À l’heure où le monde politique semble plus que jamais coupé du monde réel et où le citoyen aspire à être davantage partie prenante des affaires de la cité, on pourrait croire que les journalistes viennent opportunément combler les attentes de ce dernier en pratiquant le micro-trottoir au quotidien. Sans doute ces sondages « ouverts à tous ceux qui veulent y répondre, et sans filtre » font-ils de chaque lecteur un électeur en puissance susceptible d’exprimer, plusieurs fois par jour, par son vote, son opinion sur les sujets les plus divers. Pourtant, en feignant de donner la parole, le micro-trottoir confisque le débat. Car l’un des effets les moins aperçus et les plus pervers de cette sondomanie est l’illusion démocratique qu’elle entretient : paradoxalement, ces « études d’opinion » stimulent (un peu) et entravent (beaucoup) le débat public dans le même mouvement. À ses lecteurs, auditeurs et autres téléspectateurs, les questions offrent une occasion de donner son avis au sens le plus littéral du terme, ce qui, sans même parler de la capacité de chacun à « bien réceptionner » la question et à y répondre, masque d’autant mieux l’imposition des questions ou leur caractère biaisé.

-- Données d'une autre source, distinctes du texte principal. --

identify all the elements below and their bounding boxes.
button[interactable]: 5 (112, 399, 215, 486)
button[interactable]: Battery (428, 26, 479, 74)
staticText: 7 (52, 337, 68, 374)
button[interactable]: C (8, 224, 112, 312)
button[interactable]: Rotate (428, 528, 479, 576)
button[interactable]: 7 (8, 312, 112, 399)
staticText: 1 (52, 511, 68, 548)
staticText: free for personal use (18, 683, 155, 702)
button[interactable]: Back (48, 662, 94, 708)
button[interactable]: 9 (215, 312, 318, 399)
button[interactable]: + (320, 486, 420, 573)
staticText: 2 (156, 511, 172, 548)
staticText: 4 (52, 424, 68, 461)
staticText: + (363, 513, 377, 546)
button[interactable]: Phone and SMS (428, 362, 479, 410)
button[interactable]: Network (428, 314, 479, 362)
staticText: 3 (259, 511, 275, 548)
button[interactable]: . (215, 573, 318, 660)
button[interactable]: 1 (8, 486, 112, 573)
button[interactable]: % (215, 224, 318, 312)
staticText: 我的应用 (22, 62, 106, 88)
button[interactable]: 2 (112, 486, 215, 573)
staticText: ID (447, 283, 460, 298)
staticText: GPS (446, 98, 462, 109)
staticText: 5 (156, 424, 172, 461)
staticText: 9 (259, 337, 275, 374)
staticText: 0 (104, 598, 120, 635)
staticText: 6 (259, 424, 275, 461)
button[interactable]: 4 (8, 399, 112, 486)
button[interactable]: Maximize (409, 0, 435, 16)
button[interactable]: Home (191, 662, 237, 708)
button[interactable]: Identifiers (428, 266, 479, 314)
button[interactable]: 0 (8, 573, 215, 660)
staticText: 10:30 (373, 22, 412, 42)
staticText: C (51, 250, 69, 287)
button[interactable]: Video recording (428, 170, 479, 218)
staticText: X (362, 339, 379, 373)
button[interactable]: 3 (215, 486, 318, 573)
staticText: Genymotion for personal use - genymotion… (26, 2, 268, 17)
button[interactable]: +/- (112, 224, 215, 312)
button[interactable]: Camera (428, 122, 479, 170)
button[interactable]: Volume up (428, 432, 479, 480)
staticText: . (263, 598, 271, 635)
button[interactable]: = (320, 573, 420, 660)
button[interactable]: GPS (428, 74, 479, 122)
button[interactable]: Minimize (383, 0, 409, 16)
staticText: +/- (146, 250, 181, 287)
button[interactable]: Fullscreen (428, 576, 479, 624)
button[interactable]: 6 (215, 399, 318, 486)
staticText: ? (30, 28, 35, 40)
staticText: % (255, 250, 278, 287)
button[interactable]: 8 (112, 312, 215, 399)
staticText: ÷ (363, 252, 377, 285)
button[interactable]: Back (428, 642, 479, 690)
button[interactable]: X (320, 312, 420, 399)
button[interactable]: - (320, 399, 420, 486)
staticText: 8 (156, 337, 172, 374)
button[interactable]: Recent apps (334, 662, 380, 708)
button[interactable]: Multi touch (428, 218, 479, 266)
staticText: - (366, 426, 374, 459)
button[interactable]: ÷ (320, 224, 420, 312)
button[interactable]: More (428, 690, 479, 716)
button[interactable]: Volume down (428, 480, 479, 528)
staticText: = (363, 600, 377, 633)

C’est parce qu’elle offre, sur le mode de la consultation électorale référendaire chaque jour recommencée, la possibilité à tous de s’exprimer sur tout, que la question du jour donne un sentiment d’interactivité et d’implication accrue de chacun dans les choses de la cité. Pris dans cette « logique du clic », on ne cesse de « voter » « dans une situation qui est au fond celle de l’isoloir, où l’individu va furtivement exprimer dans l’isolement une opinion isolée » [13] sur une question isolée… et imposée. Les « votants » sont certes consultés chaque jour, mais on en vient à oublier que sont imposées les questions, et parfois les réponses. Et si l’on prolonge l’analogie électorale, on constate que ces référendums se soldent le plus souvent par des plébiscites comme l’attestent certains exemples présentés ci-dessus. Entretiens au rabais à l’origine, ils finissent par « faire vrai » aux yeux du lecteur tant ses résultats semblent incontestables et peu contestés.

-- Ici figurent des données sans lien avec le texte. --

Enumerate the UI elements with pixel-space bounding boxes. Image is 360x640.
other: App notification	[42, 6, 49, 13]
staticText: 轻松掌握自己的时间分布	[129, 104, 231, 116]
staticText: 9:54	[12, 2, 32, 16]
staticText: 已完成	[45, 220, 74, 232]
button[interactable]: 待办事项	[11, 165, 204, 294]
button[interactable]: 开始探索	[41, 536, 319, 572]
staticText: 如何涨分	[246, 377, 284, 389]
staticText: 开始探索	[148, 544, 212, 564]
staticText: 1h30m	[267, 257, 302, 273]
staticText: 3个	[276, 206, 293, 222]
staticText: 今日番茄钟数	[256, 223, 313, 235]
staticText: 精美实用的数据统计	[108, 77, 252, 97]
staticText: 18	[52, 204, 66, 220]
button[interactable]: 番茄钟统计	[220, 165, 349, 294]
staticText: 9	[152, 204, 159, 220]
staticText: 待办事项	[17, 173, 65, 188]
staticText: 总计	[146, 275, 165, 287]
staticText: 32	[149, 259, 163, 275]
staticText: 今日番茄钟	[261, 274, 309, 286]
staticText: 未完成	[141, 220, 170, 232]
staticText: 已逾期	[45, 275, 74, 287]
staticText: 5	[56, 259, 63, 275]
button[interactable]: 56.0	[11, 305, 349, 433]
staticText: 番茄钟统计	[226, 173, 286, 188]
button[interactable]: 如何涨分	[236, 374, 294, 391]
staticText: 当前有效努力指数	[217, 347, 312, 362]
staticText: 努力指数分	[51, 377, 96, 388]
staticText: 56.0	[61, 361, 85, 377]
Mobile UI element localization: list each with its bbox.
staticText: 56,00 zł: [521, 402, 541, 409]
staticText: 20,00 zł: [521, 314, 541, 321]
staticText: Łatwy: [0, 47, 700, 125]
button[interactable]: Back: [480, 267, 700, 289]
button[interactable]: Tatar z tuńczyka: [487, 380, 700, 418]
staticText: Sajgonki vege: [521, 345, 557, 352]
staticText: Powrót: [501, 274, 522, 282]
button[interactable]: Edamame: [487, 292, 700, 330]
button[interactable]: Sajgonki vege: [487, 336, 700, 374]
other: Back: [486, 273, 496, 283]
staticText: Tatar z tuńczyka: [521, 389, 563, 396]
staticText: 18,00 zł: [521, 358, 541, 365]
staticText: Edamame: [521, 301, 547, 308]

Tout ceci pourrait prêter à rire si ces études, sondages et autres pseudo-enquêtes n’étaient pas repris et relayés à l’envi dans et par les médias, constituant in fine non seulement des problématiques imposées par eux et pour eux, mais ayant à terme force de preuve et de vérité alors que par leur nature même ils ne peuvent prétendre ni à l’une ni à l’autre. Loin de décrire des réalités ou des opinons pré-existantes, ces purs « artefacts dépourvus de sens » les prescrivent. Toutes ces questions en trompe-l’œil nourrissent donc l’illusion d’une miraculeuse vitalité démocratique… dans laquelle le citoyen est certes assailli de questions, mais sevré de débats effectifs et d’éléments de réponse rigoureux.

Thibault Roques

Notes

[1] Le « 12.45 » de M6, le 13 août 2013.

[2] Respectivement, le « 12.45 » de M6, le 19 août 2013 et Le Parisien, le 13 août 2013.

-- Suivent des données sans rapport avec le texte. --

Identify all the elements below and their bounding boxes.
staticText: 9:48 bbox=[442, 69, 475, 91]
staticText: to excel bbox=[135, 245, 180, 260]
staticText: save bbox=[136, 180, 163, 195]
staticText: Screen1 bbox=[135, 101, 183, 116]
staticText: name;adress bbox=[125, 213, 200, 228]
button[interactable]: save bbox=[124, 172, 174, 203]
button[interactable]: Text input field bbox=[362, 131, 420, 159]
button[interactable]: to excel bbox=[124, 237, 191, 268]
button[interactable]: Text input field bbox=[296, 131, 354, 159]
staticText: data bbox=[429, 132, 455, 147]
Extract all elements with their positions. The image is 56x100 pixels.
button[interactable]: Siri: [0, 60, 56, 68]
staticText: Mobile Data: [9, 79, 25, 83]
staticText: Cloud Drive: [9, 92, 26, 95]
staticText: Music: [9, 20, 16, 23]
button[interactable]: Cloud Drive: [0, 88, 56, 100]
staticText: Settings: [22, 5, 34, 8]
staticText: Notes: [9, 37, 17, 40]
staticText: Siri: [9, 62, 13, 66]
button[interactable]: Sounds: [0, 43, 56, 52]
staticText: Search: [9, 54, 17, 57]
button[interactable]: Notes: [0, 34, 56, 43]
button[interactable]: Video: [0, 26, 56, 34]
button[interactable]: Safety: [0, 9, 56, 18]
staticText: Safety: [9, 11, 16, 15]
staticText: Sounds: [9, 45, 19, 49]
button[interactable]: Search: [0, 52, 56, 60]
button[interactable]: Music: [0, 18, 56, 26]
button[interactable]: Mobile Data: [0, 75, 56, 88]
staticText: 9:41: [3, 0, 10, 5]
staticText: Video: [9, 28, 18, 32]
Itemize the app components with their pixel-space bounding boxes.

[3] Respectivement le « 12.45 » de M6, le 5 août 2013 et Le Parisien, le 2 août 2013.

[4] Le Parisien, successivement, le 31 juillet et le 3 août 2013.

[5] « Formation et déformation des journalistes ».

[6] Voir par exemple « Faux témoignage au « 13 heures » de TF1 : où est le bidonnage ? ».

[7] Le Parisien des 10, 11 et 8 août 2013.

[8] Le Figaro, le 2 août et le 8 août 2013.

[9] Le Parisien, le 5 août 2013.

[10] Voir ce que nous écrivions dans l’article précédemment mentionné : Le micro-trottoir est une « pratique journalistique qui prétend rendre compte de l’opinion "de la rue", […] ou l’entretien-vite-fait n’est trop souvent qu’un moyen pour les journalistes chargés de cette besogne de faire dire à leurs reportages... ce qu’ils souhaitent que leurs reportages disent. Questions biaisées, réponses amputées ou coupées au montage, vaine prétention à refléter "l’opinion" à l’aide de quelques témoignages soigneusement sélectionnés... Autant de pratiques qui ne laissent planer aucun doute sur ce procédé informatif : le micro-trottoir est à l’interview éclairant le téléspectateur ce que les "enquêtes d’opinion" sur Internet sont à l’enquête sociologique. »

[11] Le Figaro, 22 août 2013.

[12] Le Figaro, le 11 août 2013.

[13] Pierre Bourdieu, « L’opinion publique n’existe pas », consultable ici même.